Urgent need to restart Hong Kong land auctions
The government has to break the stranglehold a few developers have on the residential market

The one glaring omission from the policy address with regard to an increase in land supply and subsequent increase in flat supply was an unequivocal statement to immediately restart government land auctions.
It is well understood by all in the industry and also the public that there is no quick fix to the problem of increasing flat production in the short term as the new administration has, to a large degree, inherited the problem.
The policy address by Chief Executive Leung Chun-ying outlined initiatives to get more sites available for sale, but the government still seems to prefer the Sale by Application system and its rather tepid Sale by Tender List method, which continues to play into the hands of those developers with large land holdings who may still choose not to apply for sites, preferring to develop their existing land banks when they perceive the market to be right for them to maximise their profits.
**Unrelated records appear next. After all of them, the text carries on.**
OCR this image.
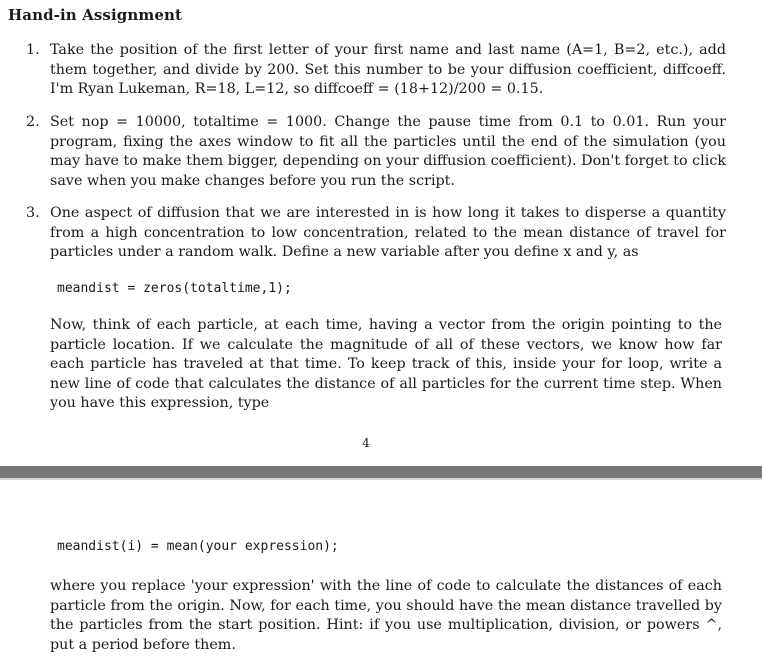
Hand-in Assignment
1. Take the position of the first letter of your first name and last name (A=1, B=2, etc.), add them together, and divide by 200. Set this number to be your diffusion coefficient, diffcoeff. I'm Ryan Lukeman, R=18, L=12, so diffcoeff = (18+12)/200 = 0.15.
2. Set nop = 10000, totaltime = 1000. Change the pause time from 0.1 to 0.01. Run your program, fixing the axes window to fit all the particles until the end of the simulation (you may have to make them bigger, depending on your diffusion coefficient). Don't forget to click save when you make changes before you run the script.
3. One aspect of diffusion that we are interested in is how long it takes to disperse a quantity from a high concentration to low concentration, related to the mean distance of travel for particles under a random walk. Define a new variable after you define x and y, as
meandist = zeros(totaltime,1);
Now, think of each particle, at each time, having a vector from the origin pointing to the particle location. If we calculate the magnitude of all of these vectors, we know how far each particle has traveled at that time. To keep track of this, inside your for loop, write a new line of code that calculates the distance of all particles for the current time step. When you have this expression, type
4
meandist(i) = mean(your expression);
where you replace 'your expression' with the line of code to calculate the distances of each particle from the origin. Now, for each time, you should have the mean distance travelled by the particles from the start position. Hint: if you use multiplication, division, or powers ^, put a period before them.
There is nothing intrinsically wrong with that because that is what developers are there to do.
What is wrong is the government's inability to break this cycle by making as much land as possible available for sale in the open market and try to break the stranglehold a few developers now have over the residential market.
The market's reaction to the policy address is telling. Their reading is that there will be a continuation of the existing policies, which have to a large degree got us into the current mess we are in.
If the government were to announce an immediate start of land auctions this would send the strongest possible message that they were on the side of the public, not on the side of the developers.